Carl Frampton confident of support in Scott Quigg fight
Carl Frampton has taunted Scott Quigg before their world title unification fight, saying it will be "Bury versus everywhere else".
Bury's Quigg, WBA super-bantamweight champion, will fight IBF champion Frampton in Manchester on 27 February.
But Belfast's Frampton believes he will have more support, despite the fight taking place near Quigg's home town.
"I'm a bigger draw. I'm confident I'll have the lion's share of fans on the night," said the 28-year-old.
"There will be more Irish in the arena. Whatever it takes for them to get in, they'll get in. But it's not really about Ireland versus England.
"Judging by the response I've had so far, people from Ireland, Manchester, Liverpool, London, Wales and Scotland will all be supporting me."
Frampton and Quigg, 27, have been circling each other for four years, with both camps blaming each other for repeated breakdowns in negotiations.
But Quigg denied the fight was only taking place now because of Frampton's under-par performance in his most recent contest, which he won on points despite being knocked down twice by Mexican Alejandro Gonzalez.
"They're fooling themselves if they think that's the case, we've been trying to make this fight for years," he said at a spiky news conference in Manchester.
"They thought they were going to crack America and if he'd beaten Gonzalez in exciting fashion, he wouldn't be back here fighting me. Instead, they went over there and he was up and down like a yo-yo.
"He couldn't go back to Al Haymon [the American adviser and media mogul] and demand big money when he'd almost been upset by a blown-up bantamweight. He knew the only way he could make any money was by fighting me."
While Frampton and Quigg have largely been respectful of each other since the fight was officially announced, there has still been plenty of flak flying on their three-city promotional tour, which finishes in Belfast on Wednesday.
Frampton called Quigg's promoter Eddie Hearn "the smuggest man I've ever come across", while Frampton's manager and British and Irish boxing legend Barry McGuigan called Quigg's trainer Joe Gallagher "an eejit and a fool".
For their part, Quigg's team seem convinced they have got under Frampton's skin, with Hearn announcing he had breakfasted on "three pints of banter juice".
"Carl's rattled and there are still 100 days to go," said British trainer of the year Gallagher, who also handles Liverpool's title-winning Smith brothers and Anthony Crolla, who fights for a world title on Saturday.
"Carl was down twice last time and Scott has just knocked out the best person Carl has beaten [Quigg stopped Spain's Kiko Martinez in two rounds in July, while Frampton beat Martinez on points to claim the IBF belt last September].
"He will have a lot of demons and his camp has a lot of work to do, mentally and physically, to make him believe he's going to win this fight.
"I've got the man with the power in either hand to do the damage on the night. As soon as Scott lands, head or body, it will be over."

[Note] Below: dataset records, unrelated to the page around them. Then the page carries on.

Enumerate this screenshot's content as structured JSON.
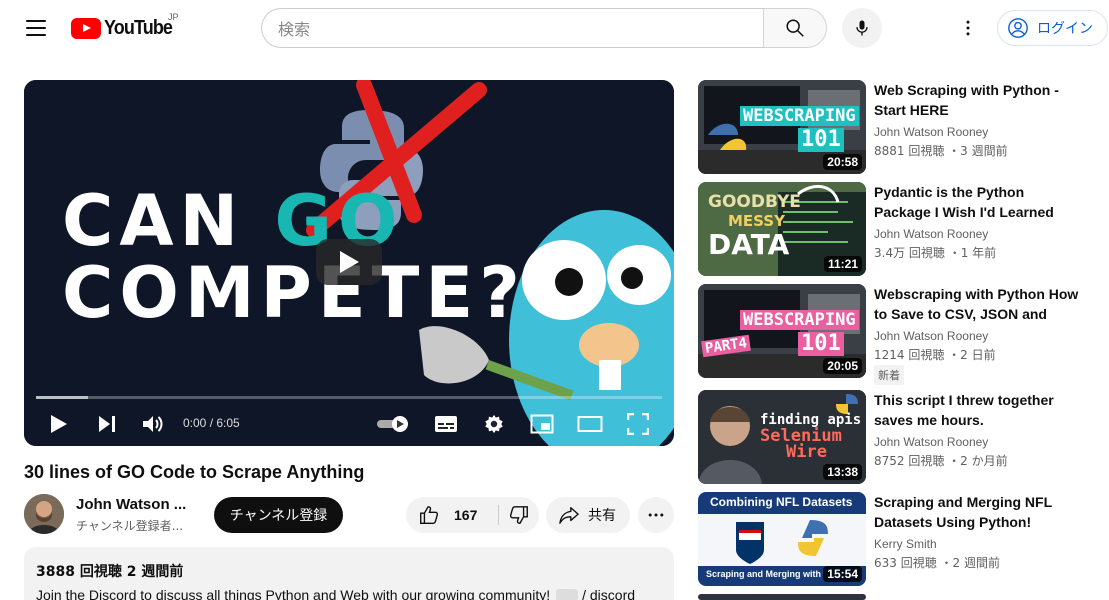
{
  "header": {
    "logo_text": "YouTube",
    "region": "JP",
    "search_placeholder": "検索",
    "login_label": "ログイン"
  },
  "player": {
    "thumb_line1_a": "CAN ",
    "thumb_line1_b": "GO",
    "thumb_line2": "COMPETE?",
    "time": "0:00 / 6:05",
    "progress_fraction": 0.0
  },
  "video": {
    "title": "30 lines of GO Code to Scrape Anything",
    "channel_name": "John Watson ...",
    "channel_subs": "チャンネル登録者...",
    "subscribe_label": "チャンネル登録",
    "likes": "167",
    "share_label": "共有",
    "desc_meta": "3888 回視聴  2 週間前",
    "desc_text": "Join the Discord to discuss all things Python and Web with our growing community!",
    "desc_link": "/ discord"
  },
  "recommendations": [
    {
      "title": "Web Scraping with Python - Start HERE",
      "channel": "John Watson Rooney",
      "meta": "8881 回視聴 ・3 週間前",
      "duration": "20:58",
      "thumb_text": "WEBSCRAPING\n101"
    },
    {
      "title": "Pydantic is the Python Package I Wish I'd Learned Earlier",
      "channel": "John Watson Rooney",
      "meta": "3.4万 回視聴 ・1 年前",
      "duration": "11:21",
      "thumb_text": "GOODBYE MESSY DATA"
    },
    {
      "title": "Webscraping with Python How to Save to CSV, JSON and Clea…",
      "channel": "John Watson Rooney",
      "meta": "1214 回視聴 ・2 日前",
      "duration": "20:05",
      "badge": "新着",
      "thumb_text": "WEBSCRAPING 101 PART4"
    },
    {
      "title": "This script I threw together saves me hours.",
      "channel": "John Watson Rooney",
      "meta": "8752 回視聴 ・2 か月前",
      "duration": "13:38",
      "thumb_text": "finding apis Selenium Wire"
    },
    {
      "title": "Scraping and Merging NFL Datasets Using Python!",
      "channel": "Kerry Smith",
      "meta": "633 回視聴 ・2 週間前",
      "duration": "15:54",
      "thumb_text": "Combining NFL Datasets"
    }
  ]
}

Frampton, who is undefeated in 21 professional fights, replied: "Quigg is a dangerous fighter. But I can make this fight easy and win it, even if I'm not at my best. In every department, I'm just that bit better than him."
Responding to Frampton's claims that Quigg was "still eating crayons" when he had his first bout at the age of seven, the Bury boxer, who has 31 wins and two draws from 33 professional fights, said: "I have been in the ring since the age of nine and had 70-odd Thai boxing fights before I started boxing.
"I've got just as much experience in the ring as he has. And I've not done bad for somebody who eats crayons. I might start eating some more of them."